Hardline Republicans in the U.S. House of Representatives have rejected a bill proposed by their leader to temporarily fund the government, increasing the likelihood of a partial government shutdown. The bill, which aimed to extend government funding by 30 days, included spending cuts and restrictions on immigration that had little chance of passing the Democratic-controlled Senate. With a shutdown imminent, federal agencies may close, national parks may shut down, and up to 4 million federal workers may have their pay disrupted. House Speaker Kevin McCarthy suggested that the chamber might still pass a funding extension without the conservative policies that had alienated Democrats, but the next steps remain uncertain.
The potential government shutdown has raised concerns about the impact on the economy and the military. U.S. Treasury Secretary Janet Yellen warned that a shutdown would undermine economic progress by idling programs for small businesses and children and could delay infrastructure improvements.

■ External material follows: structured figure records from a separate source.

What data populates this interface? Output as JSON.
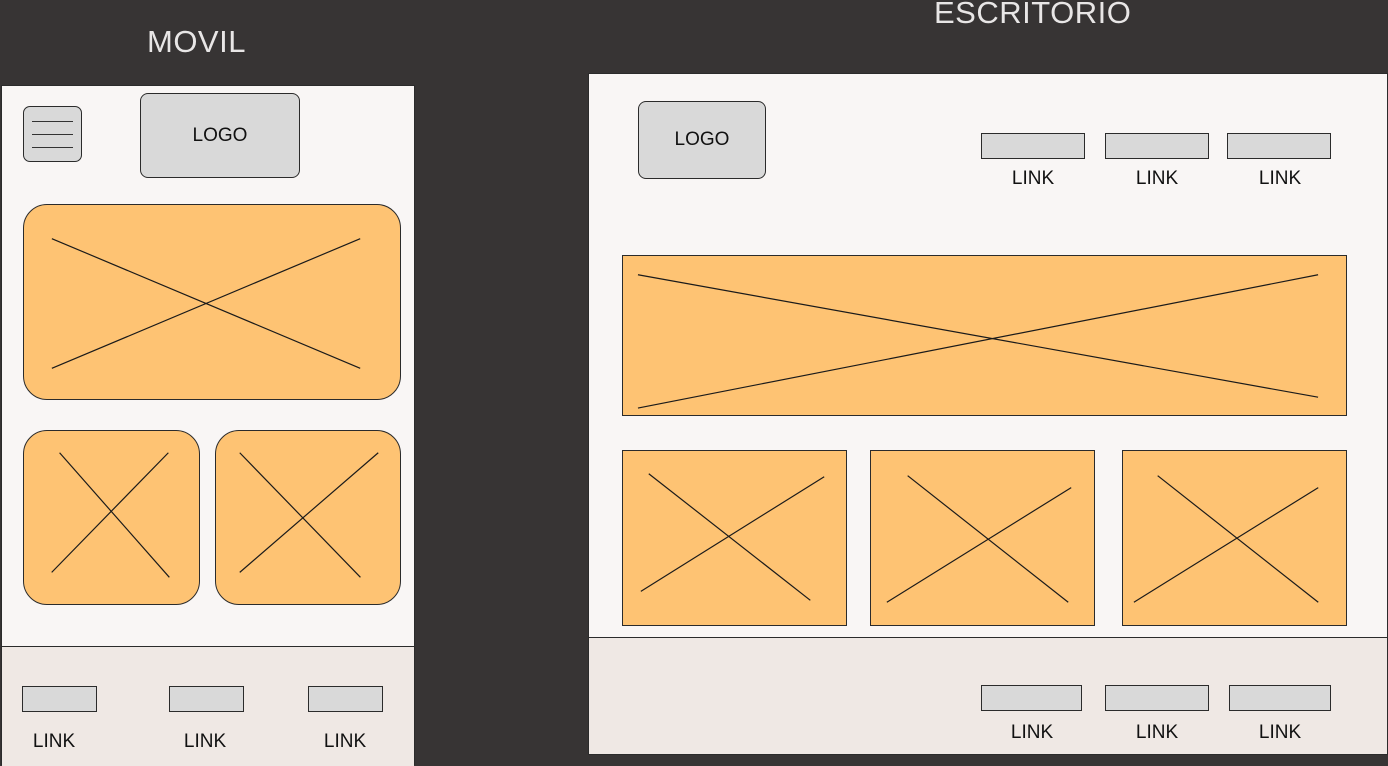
{
  "mobile": {
    "title": "MOVIL",
    "logo": "LOGO",
    "menu_icon": "hamburger-menu-icon",
    "footer_links": [
      "LINK",
      "LINK",
      "LINK"
    ]
  },
  "desktop": {
    "title": "ESCRITORIO",
    "logo": "LOGO",
    "nav_links": [
      "LINK",
      "LINK",
      "LINK"
    ],
    "footer_links": [
      "LINK",
      "LINK",
      "LINK"
    ]
  },
  "colors": {
    "background": "#373434",
    "frame": "#f9f6f5",
    "footer": "#efe8e4",
    "placeholder": "#fec373",
    "control": "#d9d9d9"
  }
}
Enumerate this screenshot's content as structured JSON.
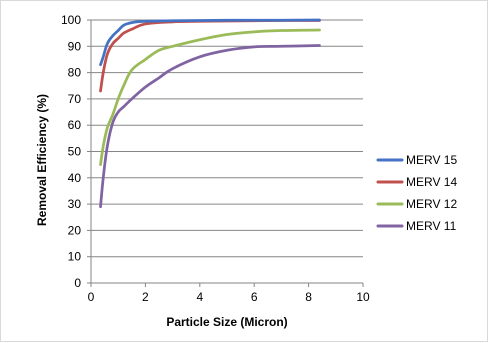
{
  "chart_data": {
    "type": "line",
    "title": "",
    "xlabel": "Particle Size (Micron)",
    "ylabel": "Removal Efficiency (%)",
    "xlim": [
      0,
      10
    ],
    "ylim": [
      0,
      100
    ],
    "xticks": [
      0,
      2,
      4,
      6,
      8,
      10
    ],
    "yticks": [
      0,
      10,
      20,
      30,
      40,
      50,
      60,
      70,
      80,
      90,
      100
    ],
    "grid": "horizontal major gridlines",
    "legend_position": "right",
    "series": [
      {
        "name": "MERV 15",
        "color": "#4472C4",
        "points": [
          [
            0.35,
            83
          ],
          [
            0.45,
            86
          ],
          [
            0.6,
            91
          ],
          [
            0.8,
            94
          ],
          [
            1.0,
            96
          ],
          [
            1.2,
            98
          ],
          [
            1.5,
            99
          ],
          [
            2.0,
            99.5
          ],
          [
            3.0,
            99.7
          ],
          [
            4.0,
            99.8
          ],
          [
            5.0,
            99.9
          ],
          [
            6.0,
            99.9
          ],
          [
            7.0,
            99.9
          ],
          [
            8.4,
            100
          ]
        ]
      },
      {
        "name": "MERV 14",
        "color": "#C0504D",
        "points": [
          [
            0.35,
            73
          ],
          [
            0.45,
            80
          ],
          [
            0.6,
            87
          ],
          [
            0.8,
            91
          ],
          [
            1.0,
            93
          ],
          [
            1.2,
            95
          ],
          [
            1.5,
            96.5
          ],
          [
            2.0,
            98.5
          ],
          [
            3.0,
            99.3
          ],
          [
            4.0,
            99.5
          ],
          [
            5.0,
            99.6
          ],
          [
            6.0,
            99.7
          ],
          [
            7.0,
            99.8
          ],
          [
            8.4,
            99.8
          ]
        ]
      },
      {
        "name": "MERV 12",
        "color": "#9BBB59",
        "points": [
          [
            0.35,
            45
          ],
          [
            0.45,
            52
          ],
          [
            0.6,
            59
          ],
          [
            0.8,
            64
          ],
          [
            1.0,
            70
          ],
          [
            1.2,
            75
          ],
          [
            1.5,
            81
          ],
          [
            2.0,
            85
          ],
          [
            2.5,
            88.5
          ],
          [
            3.0,
            90
          ],
          [
            4.0,
            92.5
          ],
          [
            5.0,
            94.5
          ],
          [
            6.0,
            95.5
          ],
          [
            7.0,
            96
          ],
          [
            8.4,
            96.2
          ]
        ]
      },
      {
        "name": "MERV 11",
        "color": "#8064A2",
        "points": [
          [
            0.35,
            29
          ],
          [
            0.45,
            40
          ],
          [
            0.6,
            52
          ],
          [
            0.8,
            61
          ],
          [
            1.0,
            65
          ],
          [
            1.2,
            67
          ],
          [
            1.5,
            70
          ],
          [
            2.0,
            74.5
          ],
          [
            2.5,
            78
          ],
          [
            3.0,
            81.5
          ],
          [
            4.0,
            86
          ],
          [
            5.0,
            88.5
          ],
          [
            6.0,
            89.8
          ],
          [
            7.0,
            90
          ],
          [
            8.4,
            90.3
          ]
        ]
      }
    ]
  }
}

President Joe Biden expressed concern about the impact on the armed forces, calling it a dereliction of duty. Republican infighting and the refusal of some lawmakers to support temporary funding extensions have led to the impasse. Some Republicans argue that Congress should focus on passing detailed spending bills for the entire fiscal year, while others believe that a stopgap bill that can win approval in the Senate and from Biden is necessary.
The possibility of a government shutdown is drawing attention to the repeated brinkmanship in Congress and its potential consequences. This would be the fourth shutdown in a decade and comes just four months after a similar standoff that almost led to a default on the country’s debt. The uncertainty resulting from these situations has raised concerns about U.S. creditworthiness. Ultimately, the fate of the government funding extension lies in the hands of both the House and the Senate, with procedural hurdles possibly delaying a final vote until Tuesday.